BOSTON (CBS) – This was the warning from the federal government last Friday about the growing coronavirus pandemic.
“A pandemic will last 18 months or longer and include multiple waves of illness.”
– U.S. Government COVID-19 Response Plan
In the long, sordid history of political “leaders” prioritizing their own narrow self-interest over the public’s well-being, the tsunami of lies and amoral spin from the right about the coronavirus crisis deserves a special chapter. Maybe even its own volume.
Atop the list is President Trump, abruptly modeling relatively sober behavior in the past few days as events (and, presumably, cratering internal poll numbers) have made a farce of his longstanding pandemic denial. (As you peruse this list of his atrociously ignorant statements, consider how his only constructive early action – the January 31 ban on most non-citizens who had been in China entering the US – fit neatly into his trademark paranoia about foreigners.)
Then there’s the Trump Super Pac also known as Fox News prime time, where – with the notable exception of Tucker Carlson, who set aside his usual jingoism and reckless polemics to argue for taking COVID-19 seriously – the White House’s “don’t-worry-be-happy” baby talk was aggressively parroted. But now that the dear leader has changed his spin, so too have the useful idiots on Fox. (Link to the appalling documentation here; sorry about these links, hope you’re not reading them at mealtime.)
And how about the formerly serious person known as Newt Gingrich, who tweeted: “A reporter asked me today why conservatives were initially so skeptical of the threat of the coronavirus. I tried to explain that one of the dangerous consequences of having a totally dishonest left wing news media was that most Americans discounted their hysteria as phony.”
After decades of opportunistic demonization of the press, typically sparked by accurate criticism of the politician doing the demonizing (a bi-partisan reaction, by the way, from Lyndon Johnson blaming the media for anti-Vietnam War sentiment to Bill Clinton lying about adultery to Barack Obama going after media figures for talking to valid whistleblowers), this garbage from Gingrich was briefly in contention for most “totally dishonest” virus-era rhetoric.
Until I read Wednesday morning’s appalling bid for primacy by the worst op-ed columnist in America, Holman Jenkins Jr. of the Wall Street Journal.
You may recall Jr. as the rocket scientist who asserted that the Market Basket rebellion of 2014 was going to “destroy” the noticeably-thriving supermarket chain, and urged workers faced with a choice between a benevolent boss or a cost-slashing hedge-fund owner to “roll with the change.”
But that was a profile in wisdom compared with Jr.’s vile submission Wednesday, headlined “Questioning the Clampdown.”
“The cost to Americans of the economic shutdown is vast,” he writes. “What are they getting for their money?

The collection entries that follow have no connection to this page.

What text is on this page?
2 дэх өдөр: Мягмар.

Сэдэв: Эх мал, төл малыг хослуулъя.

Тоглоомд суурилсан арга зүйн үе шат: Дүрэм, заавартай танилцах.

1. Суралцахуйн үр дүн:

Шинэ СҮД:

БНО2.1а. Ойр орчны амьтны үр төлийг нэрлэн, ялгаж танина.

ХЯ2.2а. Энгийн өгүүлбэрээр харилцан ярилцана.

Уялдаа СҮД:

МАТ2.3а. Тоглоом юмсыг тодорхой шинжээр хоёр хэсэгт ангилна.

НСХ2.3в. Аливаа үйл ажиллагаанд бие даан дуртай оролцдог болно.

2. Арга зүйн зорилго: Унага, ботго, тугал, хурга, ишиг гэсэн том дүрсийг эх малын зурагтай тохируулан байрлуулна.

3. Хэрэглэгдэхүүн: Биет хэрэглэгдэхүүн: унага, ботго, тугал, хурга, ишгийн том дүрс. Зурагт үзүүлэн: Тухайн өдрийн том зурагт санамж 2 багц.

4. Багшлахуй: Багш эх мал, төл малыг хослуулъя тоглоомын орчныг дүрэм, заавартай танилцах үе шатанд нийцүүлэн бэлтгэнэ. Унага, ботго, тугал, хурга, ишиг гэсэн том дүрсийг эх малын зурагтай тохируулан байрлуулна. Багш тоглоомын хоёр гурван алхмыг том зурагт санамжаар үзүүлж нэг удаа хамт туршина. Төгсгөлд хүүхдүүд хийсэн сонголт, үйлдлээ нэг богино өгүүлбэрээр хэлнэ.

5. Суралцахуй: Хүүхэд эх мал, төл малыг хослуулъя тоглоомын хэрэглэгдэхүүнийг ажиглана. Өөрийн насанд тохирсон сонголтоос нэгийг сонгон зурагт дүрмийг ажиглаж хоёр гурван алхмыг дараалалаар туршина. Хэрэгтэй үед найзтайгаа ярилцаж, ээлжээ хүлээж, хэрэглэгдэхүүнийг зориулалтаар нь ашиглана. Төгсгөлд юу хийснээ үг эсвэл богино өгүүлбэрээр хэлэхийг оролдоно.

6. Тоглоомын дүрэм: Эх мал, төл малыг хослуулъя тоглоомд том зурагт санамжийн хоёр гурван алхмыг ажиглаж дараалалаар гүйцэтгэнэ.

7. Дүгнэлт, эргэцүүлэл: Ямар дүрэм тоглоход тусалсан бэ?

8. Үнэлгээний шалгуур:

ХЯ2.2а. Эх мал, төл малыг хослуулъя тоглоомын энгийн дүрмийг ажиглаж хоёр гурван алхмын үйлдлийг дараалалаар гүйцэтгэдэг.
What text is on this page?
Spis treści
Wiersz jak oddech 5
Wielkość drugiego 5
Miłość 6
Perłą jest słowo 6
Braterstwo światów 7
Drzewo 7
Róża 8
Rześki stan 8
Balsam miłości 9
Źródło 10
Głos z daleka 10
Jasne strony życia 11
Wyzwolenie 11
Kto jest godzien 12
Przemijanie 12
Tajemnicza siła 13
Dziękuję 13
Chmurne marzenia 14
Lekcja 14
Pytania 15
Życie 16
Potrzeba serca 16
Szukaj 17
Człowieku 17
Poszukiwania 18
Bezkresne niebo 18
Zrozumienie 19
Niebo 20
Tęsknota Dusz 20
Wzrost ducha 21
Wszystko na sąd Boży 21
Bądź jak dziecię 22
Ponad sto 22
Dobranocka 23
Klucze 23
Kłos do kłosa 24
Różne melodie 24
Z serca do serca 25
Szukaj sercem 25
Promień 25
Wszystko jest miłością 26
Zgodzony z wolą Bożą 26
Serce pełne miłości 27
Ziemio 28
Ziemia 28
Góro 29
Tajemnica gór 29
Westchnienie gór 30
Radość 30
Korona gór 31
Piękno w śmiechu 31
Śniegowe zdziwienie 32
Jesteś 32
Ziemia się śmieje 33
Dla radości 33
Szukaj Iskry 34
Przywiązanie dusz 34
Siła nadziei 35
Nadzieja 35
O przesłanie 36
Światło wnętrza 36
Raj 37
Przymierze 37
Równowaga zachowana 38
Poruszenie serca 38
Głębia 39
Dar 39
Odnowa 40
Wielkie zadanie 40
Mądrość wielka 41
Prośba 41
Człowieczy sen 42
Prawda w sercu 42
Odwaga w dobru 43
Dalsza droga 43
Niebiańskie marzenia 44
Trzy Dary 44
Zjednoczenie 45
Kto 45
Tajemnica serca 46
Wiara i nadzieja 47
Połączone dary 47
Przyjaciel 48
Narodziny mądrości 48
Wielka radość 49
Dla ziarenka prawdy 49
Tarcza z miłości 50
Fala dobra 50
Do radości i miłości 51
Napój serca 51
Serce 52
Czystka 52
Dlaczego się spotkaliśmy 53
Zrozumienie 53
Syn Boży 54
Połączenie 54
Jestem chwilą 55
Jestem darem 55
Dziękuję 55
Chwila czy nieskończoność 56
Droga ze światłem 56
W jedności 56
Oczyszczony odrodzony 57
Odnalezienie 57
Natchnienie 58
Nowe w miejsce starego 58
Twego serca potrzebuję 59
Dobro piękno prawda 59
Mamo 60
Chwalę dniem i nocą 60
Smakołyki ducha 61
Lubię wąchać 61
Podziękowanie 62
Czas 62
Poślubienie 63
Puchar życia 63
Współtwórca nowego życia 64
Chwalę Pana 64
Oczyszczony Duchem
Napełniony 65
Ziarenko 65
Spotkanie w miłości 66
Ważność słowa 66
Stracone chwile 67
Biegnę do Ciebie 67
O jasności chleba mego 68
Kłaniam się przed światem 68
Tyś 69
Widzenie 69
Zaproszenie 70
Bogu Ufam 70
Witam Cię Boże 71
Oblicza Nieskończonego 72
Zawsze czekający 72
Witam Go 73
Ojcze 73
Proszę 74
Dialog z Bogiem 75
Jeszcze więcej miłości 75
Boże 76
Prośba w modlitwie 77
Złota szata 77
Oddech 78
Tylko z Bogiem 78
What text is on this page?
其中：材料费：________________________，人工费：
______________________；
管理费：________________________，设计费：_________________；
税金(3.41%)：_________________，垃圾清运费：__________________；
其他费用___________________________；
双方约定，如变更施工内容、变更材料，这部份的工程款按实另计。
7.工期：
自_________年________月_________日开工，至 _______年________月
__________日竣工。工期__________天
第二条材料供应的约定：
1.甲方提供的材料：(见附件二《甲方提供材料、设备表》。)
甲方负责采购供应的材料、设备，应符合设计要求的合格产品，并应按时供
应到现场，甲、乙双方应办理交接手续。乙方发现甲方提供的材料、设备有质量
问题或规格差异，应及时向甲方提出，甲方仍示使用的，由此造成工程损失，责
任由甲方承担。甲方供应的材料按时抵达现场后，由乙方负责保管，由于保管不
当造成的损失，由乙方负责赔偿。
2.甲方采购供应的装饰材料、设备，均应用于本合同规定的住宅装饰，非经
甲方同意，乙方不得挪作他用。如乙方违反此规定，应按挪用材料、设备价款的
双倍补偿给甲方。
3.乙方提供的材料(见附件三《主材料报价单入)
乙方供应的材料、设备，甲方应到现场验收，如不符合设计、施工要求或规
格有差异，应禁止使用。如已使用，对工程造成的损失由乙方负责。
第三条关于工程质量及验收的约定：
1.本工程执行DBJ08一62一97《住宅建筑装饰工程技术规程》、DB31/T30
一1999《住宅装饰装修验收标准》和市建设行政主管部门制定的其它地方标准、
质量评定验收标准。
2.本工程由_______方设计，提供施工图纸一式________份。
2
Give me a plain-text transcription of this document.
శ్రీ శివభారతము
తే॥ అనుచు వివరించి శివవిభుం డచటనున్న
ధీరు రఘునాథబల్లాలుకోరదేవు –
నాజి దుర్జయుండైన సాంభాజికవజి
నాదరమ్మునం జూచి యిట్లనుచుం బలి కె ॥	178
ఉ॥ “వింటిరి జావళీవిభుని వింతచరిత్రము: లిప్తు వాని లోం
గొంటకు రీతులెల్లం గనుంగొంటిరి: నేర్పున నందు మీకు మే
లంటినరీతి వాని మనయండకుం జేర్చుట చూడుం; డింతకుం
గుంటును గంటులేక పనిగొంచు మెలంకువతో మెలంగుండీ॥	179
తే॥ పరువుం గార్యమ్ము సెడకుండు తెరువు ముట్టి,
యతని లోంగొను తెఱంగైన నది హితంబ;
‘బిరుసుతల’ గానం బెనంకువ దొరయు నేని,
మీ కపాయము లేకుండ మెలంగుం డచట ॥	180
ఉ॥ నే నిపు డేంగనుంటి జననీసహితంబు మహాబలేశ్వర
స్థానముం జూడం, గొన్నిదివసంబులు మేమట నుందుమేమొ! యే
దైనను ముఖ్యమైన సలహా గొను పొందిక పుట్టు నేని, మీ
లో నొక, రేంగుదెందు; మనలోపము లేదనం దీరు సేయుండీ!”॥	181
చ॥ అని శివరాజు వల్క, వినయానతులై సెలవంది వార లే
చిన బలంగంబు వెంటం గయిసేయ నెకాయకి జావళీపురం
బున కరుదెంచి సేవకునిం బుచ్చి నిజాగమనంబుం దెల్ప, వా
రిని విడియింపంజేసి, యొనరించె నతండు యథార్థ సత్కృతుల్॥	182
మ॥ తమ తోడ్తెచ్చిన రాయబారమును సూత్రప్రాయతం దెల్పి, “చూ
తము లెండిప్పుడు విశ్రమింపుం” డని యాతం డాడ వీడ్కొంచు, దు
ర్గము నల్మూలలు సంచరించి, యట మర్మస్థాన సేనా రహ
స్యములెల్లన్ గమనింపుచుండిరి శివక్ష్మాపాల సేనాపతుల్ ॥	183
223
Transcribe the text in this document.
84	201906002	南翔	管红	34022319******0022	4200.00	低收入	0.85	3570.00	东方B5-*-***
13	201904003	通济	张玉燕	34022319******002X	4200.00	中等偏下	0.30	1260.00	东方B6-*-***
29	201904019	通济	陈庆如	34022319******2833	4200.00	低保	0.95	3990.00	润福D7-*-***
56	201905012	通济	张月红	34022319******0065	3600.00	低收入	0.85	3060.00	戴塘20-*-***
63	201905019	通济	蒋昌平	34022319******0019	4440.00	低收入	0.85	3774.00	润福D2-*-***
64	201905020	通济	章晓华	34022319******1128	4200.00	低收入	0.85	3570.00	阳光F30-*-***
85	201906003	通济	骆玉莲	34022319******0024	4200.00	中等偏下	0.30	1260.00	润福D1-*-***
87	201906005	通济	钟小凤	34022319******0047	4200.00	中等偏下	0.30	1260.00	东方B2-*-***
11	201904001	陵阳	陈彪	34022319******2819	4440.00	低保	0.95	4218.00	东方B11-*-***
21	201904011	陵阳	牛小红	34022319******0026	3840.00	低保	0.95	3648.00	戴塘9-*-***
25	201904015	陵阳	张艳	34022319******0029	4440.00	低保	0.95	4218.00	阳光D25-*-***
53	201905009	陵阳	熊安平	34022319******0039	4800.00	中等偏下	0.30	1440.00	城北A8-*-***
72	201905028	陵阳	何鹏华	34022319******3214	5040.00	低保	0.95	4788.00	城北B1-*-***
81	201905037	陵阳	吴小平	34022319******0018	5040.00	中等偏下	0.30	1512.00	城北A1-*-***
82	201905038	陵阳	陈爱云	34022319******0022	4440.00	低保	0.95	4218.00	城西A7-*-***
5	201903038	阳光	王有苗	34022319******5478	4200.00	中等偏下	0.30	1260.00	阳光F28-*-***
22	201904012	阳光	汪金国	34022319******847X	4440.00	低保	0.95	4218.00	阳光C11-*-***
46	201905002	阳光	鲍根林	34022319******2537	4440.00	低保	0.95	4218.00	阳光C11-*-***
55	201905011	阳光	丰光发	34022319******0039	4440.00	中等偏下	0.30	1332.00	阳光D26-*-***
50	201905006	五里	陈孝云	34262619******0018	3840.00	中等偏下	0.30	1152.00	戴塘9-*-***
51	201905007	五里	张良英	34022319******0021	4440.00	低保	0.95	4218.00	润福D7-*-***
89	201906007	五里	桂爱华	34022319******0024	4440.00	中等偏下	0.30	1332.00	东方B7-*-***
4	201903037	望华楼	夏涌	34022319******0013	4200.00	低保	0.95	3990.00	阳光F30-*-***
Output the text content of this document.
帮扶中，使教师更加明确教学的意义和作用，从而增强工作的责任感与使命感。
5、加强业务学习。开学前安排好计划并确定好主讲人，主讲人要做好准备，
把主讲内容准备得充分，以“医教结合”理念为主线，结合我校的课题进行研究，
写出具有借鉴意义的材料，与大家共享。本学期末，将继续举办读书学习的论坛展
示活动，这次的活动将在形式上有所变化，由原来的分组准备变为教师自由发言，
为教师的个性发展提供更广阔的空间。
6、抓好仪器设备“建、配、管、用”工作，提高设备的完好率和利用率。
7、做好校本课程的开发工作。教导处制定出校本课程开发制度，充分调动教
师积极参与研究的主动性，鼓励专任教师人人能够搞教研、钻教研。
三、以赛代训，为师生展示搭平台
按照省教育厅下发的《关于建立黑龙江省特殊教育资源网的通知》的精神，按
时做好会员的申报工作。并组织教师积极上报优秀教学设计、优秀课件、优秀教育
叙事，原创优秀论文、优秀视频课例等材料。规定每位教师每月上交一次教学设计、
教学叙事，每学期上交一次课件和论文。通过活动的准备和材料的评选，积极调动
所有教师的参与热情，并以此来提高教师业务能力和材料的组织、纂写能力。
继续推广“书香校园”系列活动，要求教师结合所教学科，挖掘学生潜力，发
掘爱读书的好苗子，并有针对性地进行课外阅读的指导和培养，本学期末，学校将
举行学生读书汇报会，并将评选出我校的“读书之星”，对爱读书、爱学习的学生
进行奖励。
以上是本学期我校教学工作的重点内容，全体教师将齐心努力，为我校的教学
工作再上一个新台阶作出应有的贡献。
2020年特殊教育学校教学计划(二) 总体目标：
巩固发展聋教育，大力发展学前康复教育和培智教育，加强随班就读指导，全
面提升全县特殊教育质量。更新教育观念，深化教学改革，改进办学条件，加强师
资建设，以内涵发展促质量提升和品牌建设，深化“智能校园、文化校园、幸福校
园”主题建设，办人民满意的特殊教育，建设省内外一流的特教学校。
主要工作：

Essentially less excess demand for respiratory ventilators and other emergency care than can currently be supplied.”
The fact that this means vulnerable seniors might live instead of die is lost on Jr. After all, while “some number of respiratory deaths will be avoided,” keep in mind they will really just be “delayed since we all die.” And after all, “we’ll be spending a lot more than we’ve ever been willing to spend before to avoid flu deaths.”
More: “Italy is the test case for being a day late and dollar short in voluntary social distancing—the steps people can take to reduce their risk of contracting and spreading the disease. But Italy may also be the first to emerge from the tunnel, with everyone having had their chance to get sick, and the country being able to get back to work.”
Unmentioned: more than 2,500 Italians have perished so far. Collateral damage, in Jr.’s moral universe.
But those of you at any age who deal with less-than-perfect health will be delighted by Jr.’s contention that your continued existence may just not be cost-effective.
“Understandably, politicians believe faith in government requires avoiding Italy-like scenes. But turned on its head here is the 50-year-old “QALY” revolution: the idea of measuring the burden of disease and benefit of health care based on “quality-adjusted life year,” typically valued at $50,000 to $150,000. In the present instance, the cost isn’t just medical intervention (e.g., ventilator use) but the cost of an economywide shutdown to limit the number of candidates for ventilation at any one time. I don’t know what the figure is, but the QALY value we are placing on avoiding Italy-like deaths is surely a high multiple of any figure previously considered realistic.”
Let that last line marinate. Consider that editors at one of the world’s leading newspapers published it.
Better still, use its completely amoral premise as a yardstick for judging opinion journalists and politicians.